Die Mauer, ein Buch, welches brisante Themen wie den Brexit, den Klimawandel und die Asylpolitik aufgreift. Die Geschichte hat jedoch nur wenig reale Parallelen zum aktuell politischen Weltgeschehen. Es ist vielmehr eine düstere Dystonie, deren Inhalt von einem zukünftigen, autarken Großbritannien handelt, einem Land, welches keine Fremdlinge in seiner Mitte duldet.
Warum dies geschieht, ist ein Thema, dass kaum zur Sprache
kommt. Fakt ist, eine Klimaveränderung mit Folgen löst den sogenannten „Wandel“
aus, woraufhin eine gigantische Betonmauer rund um die Insel herum gebaut und mit
Leib und Leben der Bewacher gegen das Eindringen von „Anderen“ gesichert werden
muss.
Fortan absolviert jeder junge Erwachsene, egal ob Mann
oder Frau, einen zweijährigen Wehrdienst auf dem riesigen Betonungetüm. Die
Aufgabe ist simpel: Kein Fremder darf über die Mauer ins Landesinnere gelangen.

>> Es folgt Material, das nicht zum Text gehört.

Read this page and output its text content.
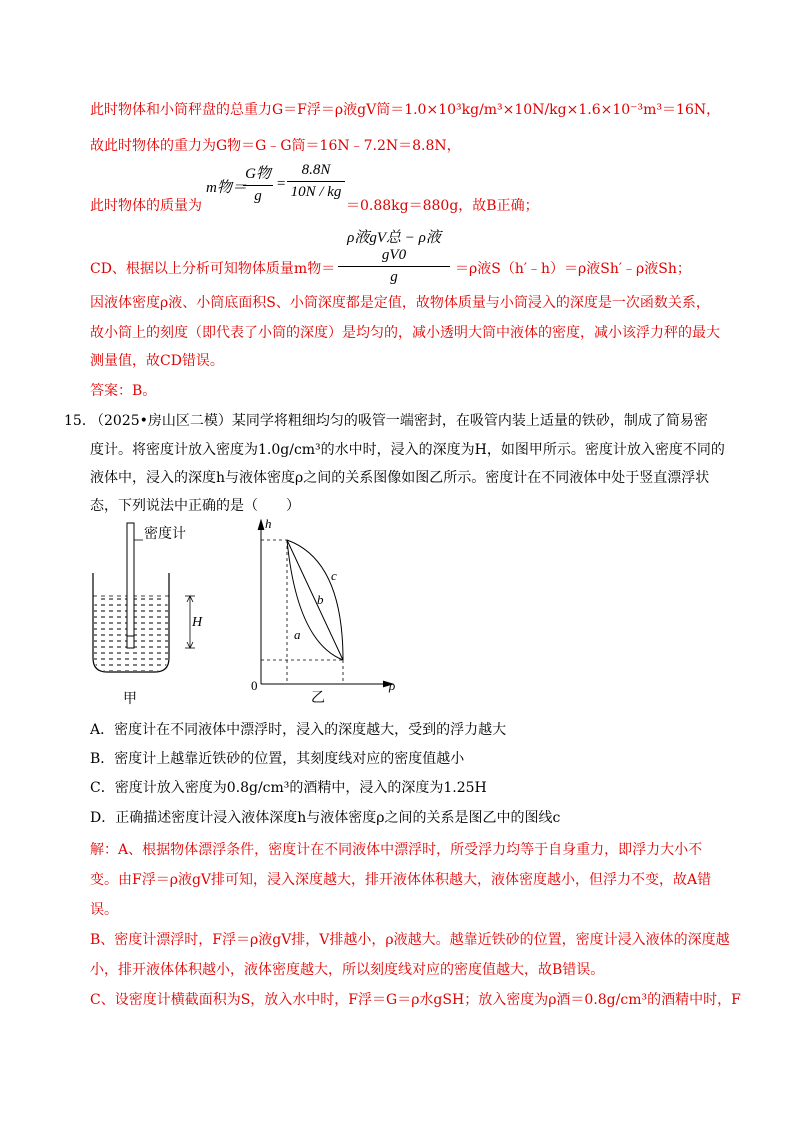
此时物体和小筒秤盘的总重力G＝F浮＝ρ液gV筒＝1.0×10³kg/m³×10N/kg×1.6×10⁻³m³＝16N，
故此时物体的重力为G物＝G﹣G筒＝16N﹣7.2N＝8.8N，
此时物体的质量为
m物＝
G物
g
=
8.8N
10N / kg
＝0.88kg＝880g，故B正确；
CD、根据以上分析可知物体质量m物＝
ρ液gV总 − ρ液gV0
g	＝ρ液S（h′﹣h）＝ρ液Sh′﹣ρ液Sh；
因液体密度ρ液、小筒底面积S、小筒深度都是定值，故物体质量与小筒浸入的深度是一次函数关系，
故小筒上的刻度（即代表了小筒的深度）是均匀的，减小透明大筒中液体的密度，减小该浮力秤的最大
测量值，故CD错误。
答案：B。
15．
（2025•房山区二模）某同学将粗细均匀的吸管一端密封，在吸管内装上适量的铁砂，制成了简易密
度计。将密度计放入密度为1.0g/cm³的水中时，浸入的深度为H，如图甲所示。密度计放入密度不同的
液体中，浸入的深度h与液体密度ρ之间的关系图像如图乙所示。密度计在不同液体中处于竖直漂浮状
态，下列说法中正确的是（　　）
密度计
H
甲
h
ρ
0
a
b
c
乙
A．密度计在不同液体中漂浮时，浸入的深度越大，受到的浮力越大
B．密度计上越靠近铁砂的位置，其刻度线对应的密度值越小
C．密度计放入密度为0.8g/cm³的酒精中，浸入的深度为1.25H
D．正确描述密度计浸入液体深度h与液体密度ρ之间的关系是图乙中的图线c
解：A、根据物体漂浮条件，密度计在不同液体中漂浮时，所受浮力均等于自身重力，即浮力大小不
变。由F浮＝ρ液gV排可知，浸入深度越大，排开液体体积越大，液体密度越小，但浮力不变，故A错
误。
B、密度计漂浮时，F浮＝ρ液gV排，V排越小，ρ液越大。越靠近铁砂的位置，密度计浸入液体的深度越
小，排开液体体积越小，液体密度越大，所以刻度线对应的密度值越大，故B错误。
C、设密度计横截面积为S，放入水中时，F浮＝G＝ρ水gSH；放入密度为ρ酒＝0.8g/cm³的酒精中时，F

Ein Versagen hat schwerwiegende Folgen. Für jeden, der die Verteidigungslinie
bezwingt, wird ein Wehrdienstleistender oder dessen Vorgesetzter auf dem Meer
ausgesetzt und verliert seinen Aufenthaltsstatus in England für alle Zeiten.

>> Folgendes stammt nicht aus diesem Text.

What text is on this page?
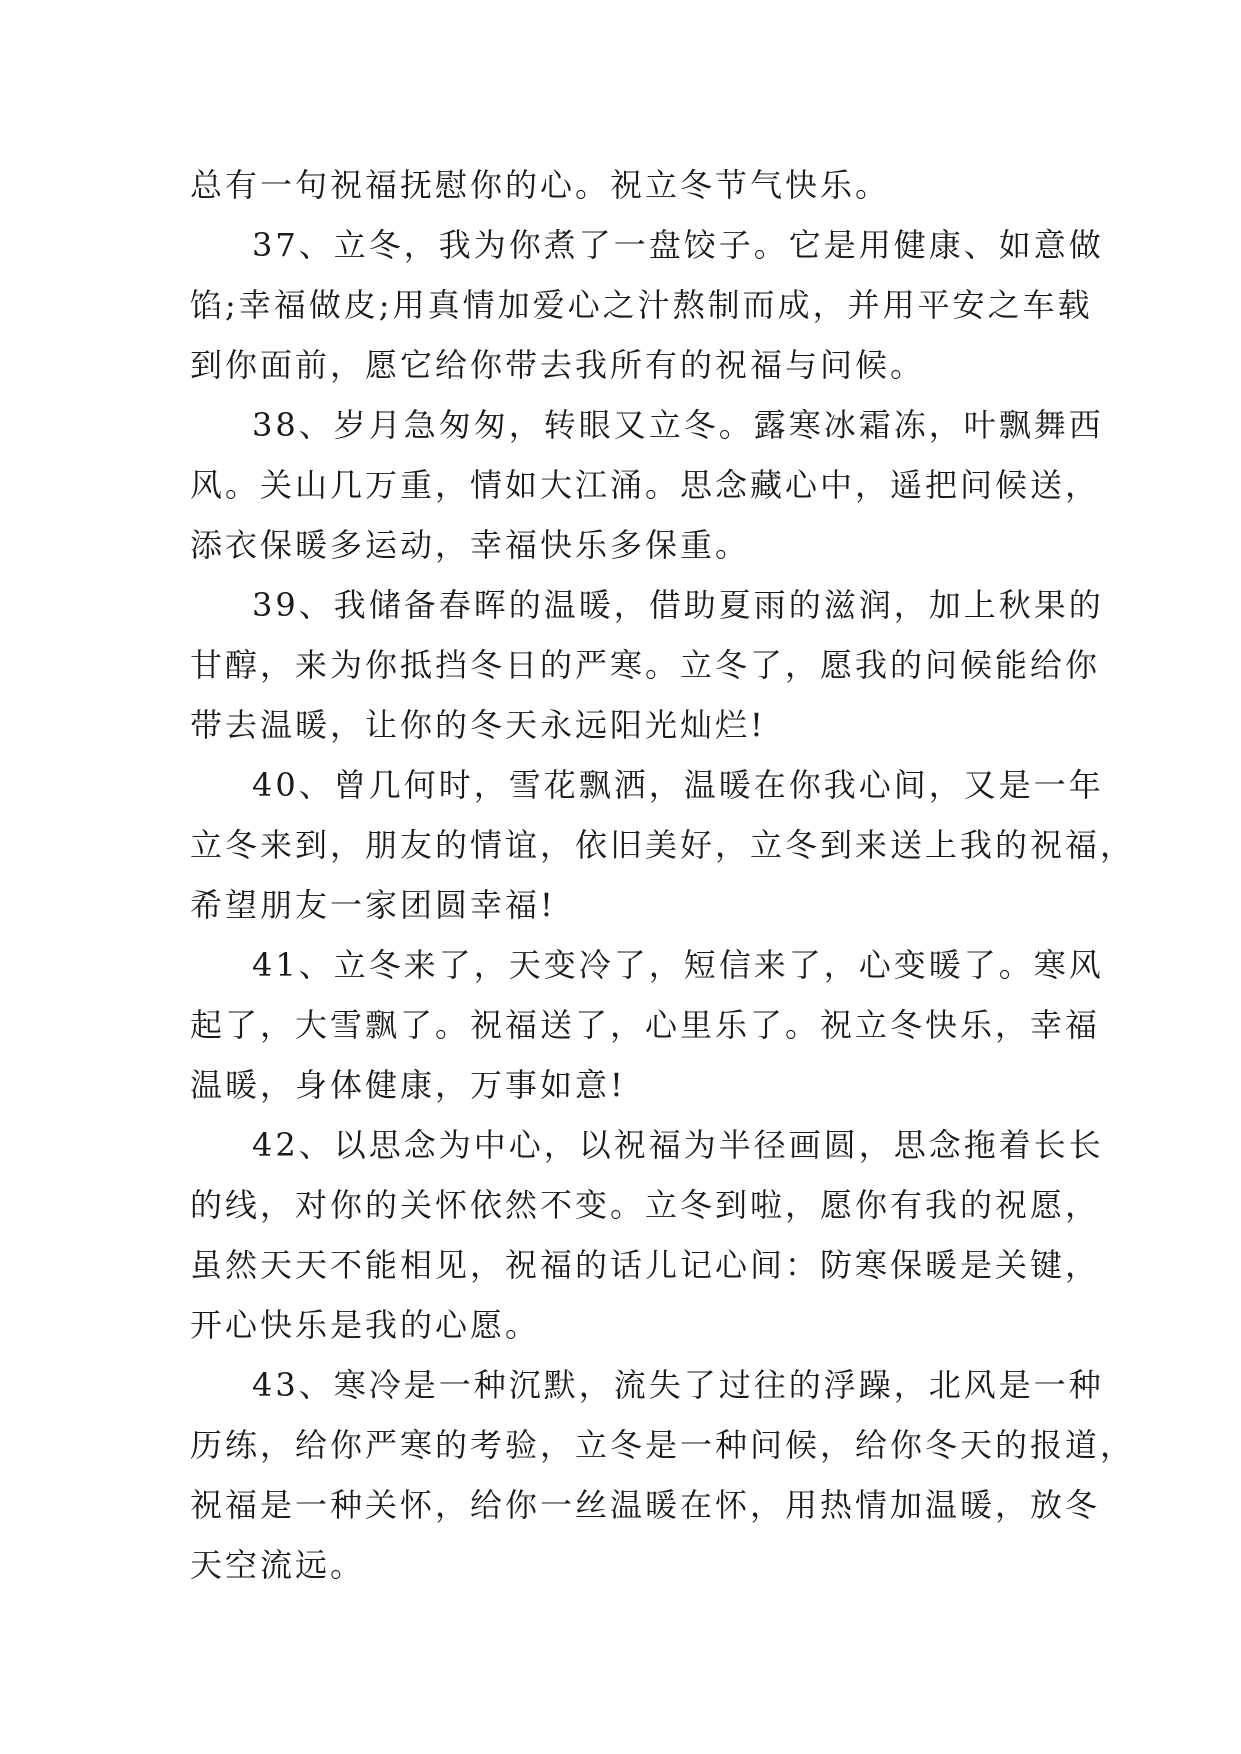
总有一句祝福抚慰你的心。祝立冬节气快乐。
37、立冬，我为你煮了一盘饺子。它是用健康、如意做
馅;幸福做皮;用真情加爱心之汁熬制而成，并用平安之车载
到你面前，愿它给你带去我所有的祝福与问候。
38、岁月急匆匆，转眼又立冬。露寒冰霜冻，叶飘舞西
风。关山几万重，情如大江涌。思念藏心中，遥把问候送，
添衣保暖多运动，幸福快乐多保重。
39、我储备春晖的温暖，借助夏雨的滋润，加上秋果的
甘醇，来为你抵挡冬日的严寒。立冬了，愿我的问候能给你
带去温暖，让你的冬天永远阳光灿烂!
40、曾几何时，雪花飘洒，温暖在你我心间，又是一年
立冬来到，朋友的情谊，依旧美好，立冬到来送上我的祝福，
希望朋友一家团圆幸福!
41、立冬来了，天变冷了，短信来了，心变暖了。寒风
起了，大雪飘了。祝福送了，心里乐了。祝立冬快乐，幸福
温暖，身体健康，万事如意!
42、以思念为中心，以祝福为半径画圆，思念拖着长长
的线，对你的关怀依然不变。立冬到啦，愿你有我的祝愿，
虽然天天不能相见，祝福的话儿记心间：防寒保暖是关键，
开心快乐是我的心愿。
43、寒冷是一种沉默，流失了过往的浮躁，北风是一种
历练，给你严寒的考验，立冬是一种问候，给你冬天的报道，
祝福是一种关怀，给你一丝温暖在怀，用热情加温暖，放冬
天空流远。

Wir Leser begleiten Joseph Kavanagh, der seinen Dienst
auf der Mauer antritt. Detailgetreu schildert John Lanchester das Leben eines
Verteidiger, eines Beschützers Großbritanniens. Zwei Jahre voller Kälte, dem immer gleichen
Blick hinaus aufs Meer, der zermürbenden Langeweile einer zwölf Stunden Schicht
und der allgegenwärtigen Angst vor einem feindlichen Angriff. Die
euphorisierende Abwechslung durch freie Tage oder durch eine Trainingseinheit,
ja selbst durch einen banalen Energieriegel, der eine Bewachungsperiode für
wenige Augenblicke unterbricht. Ich
konnte mich kpl. in Josephs Lage hineinversetzen und seine Stimmungen, Gefühle
und Reaktionen nachvollziehen. Für mich ein absolutes Lesehighlight. Dem Autor
ist es gelungen, einen stupiden Alltagsablauf
spannend und lesenswert zu schildern. Ich habe mich zu keinem Zeitpunkt
gelangweilt. Ich bin mir jedoch auch sicher, dass dies nicht bei allen klappen wird. Und keine Sorge, Josephs Einheit trifft irgendwann auf „Andere“.

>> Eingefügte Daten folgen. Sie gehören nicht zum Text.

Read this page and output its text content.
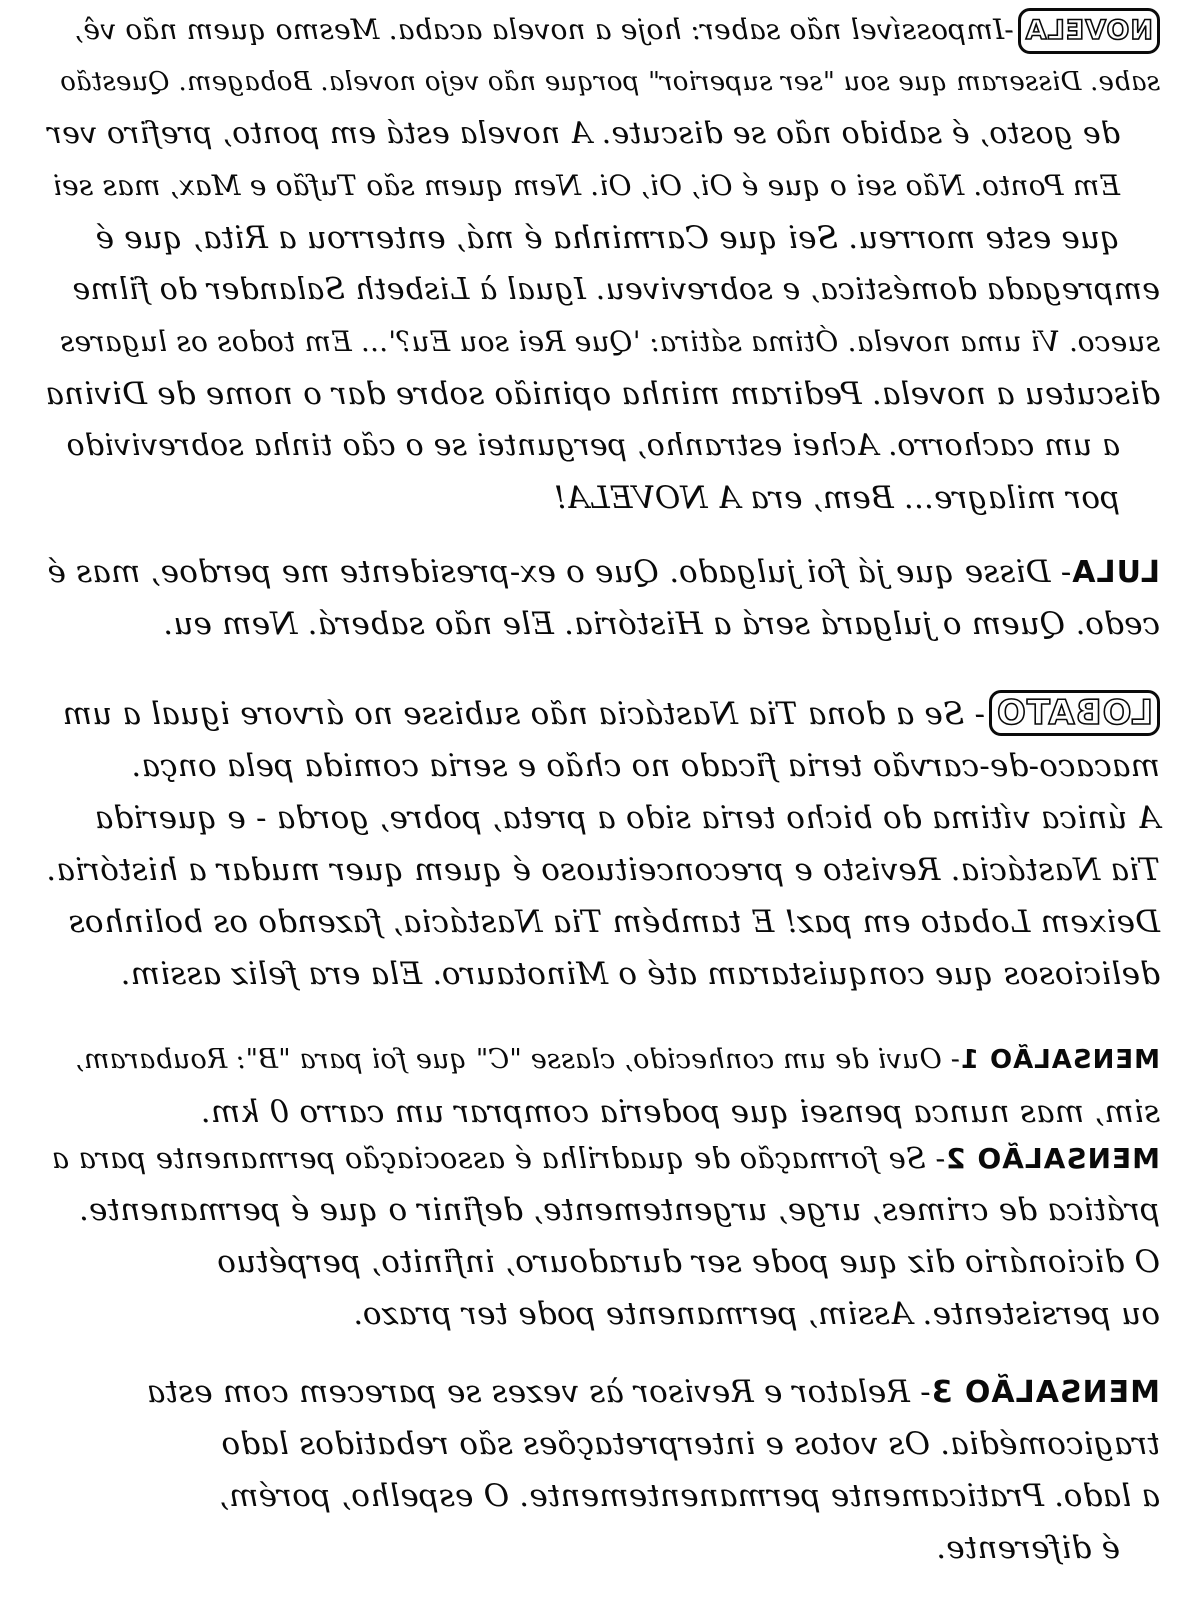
NOVELA-Impossível não saber: hoje a novela acaba. Mesmo quem não vê,
sabe. Disseram que sou "ser superior" porque não vejo novela. Bobagem. Questão
de gosto, é sabido não se discute. A novela está em ponto, prefiro ver
Em Ponto. Não sei o que é Oi, Oi, Oi. Nem quem são Tufão e Max, mas sei
que este morreu. Sei que Carminha é má, enterrou a Rita, que é
empregada doméstica, e sobreviveu. Igual à Lisbeth Salander do filme
sueco. Vi uma novela. Ótima sátira: 'Que Rei sou Eu?'... Em todos os lugares
discuteu a novela. Pediram minha opinião sobre dar o nome de Divina
a um cachorro. Achei estranho, perguntei se o cão tinha sobrevivido
por milagre... Bem, era A NOVELA!
LULA- Disse que já foi julgado. Que o ex-presidente me perdoe, mas é
cedo. Quem o julgará será a História. Ele não saberá. Nem eu.
LOBATO- Se a dona Tia Nastácia não subisse no árvore igual a um
macaco-de-carvão teria ficado no chão e seria comida pela onça.
A única vítima do bicho teria sido a preta, pobre, gorda - e querida
Tia Nastácia. Revisto e preconceituoso é quem quer mudar a história.
Deixem Lobato em paz! E também Tia Nastácia, fazendo os bolinhos
deliciosos que conquistaram até o Minotauro. Ela era feliz assim.
MENSALÃO 1- Ouvi de um conhecido, classe "C" que foi para "B": Roubaram,
sim, mas nunca pensei que poderia comprar um carro 0 km.
MENSALÃO 2- Se formação de quadrilha é associação permanente para a
prática de crimes, urge, urgentemente, definir o que é permanente.
O dicionário diz que pode ser duradouro, infinito, perpétuo
ou persistente. Assim, permanente pode ter prazo.
MENSALÃO 3- Relator e Revisor às vezes se parecem com esta
tragicomédia. Os votos e interpretações são rebatidos lado
a lado. Praticamente permanentemente. O espelho, porém,
é diferente.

Doch wie wird diese Begegnung für Kavanagh und seine Freundin sowie Kollegin
Hifa ausgehen? Werden sie zu gefeierten Helden oder droht ihnen eine hoffnungslose
Zukunft auf dem verhassten Ozean?
Nun am Ende angelangt, lege ich das Buch zufrieden zurück
ins Buchregal. Ich habe den Roman sehr gerne gelegen. Vielleicht waren manche
Erzählstränge einzelner Personen noch nicht ganz „fertig“ durchdacht. Ich
bleibe mit einzelnen Fragen nach dem „Warum“ und „wie soll es zukünftig
weitergehen“ zurück. Hatten sie keinen Plan? Was war die Motivation? Werden
ihre Handlungen bzw. die Konsequenzen wirklich nur dem Zufall überlassen?
Obwohl ich an manchen Stellen mit dem Autor haderte, kann
ich trotzdem mit dem Verlauf der Geschichte leben. Zumal brisante Themen wie unser Klima, moderne Sklaverei, unterschiedliche Gesellschaftsklassen und die Brutalität einer
Verteidigungsmauer wieder neu zum Nachdenken anregten.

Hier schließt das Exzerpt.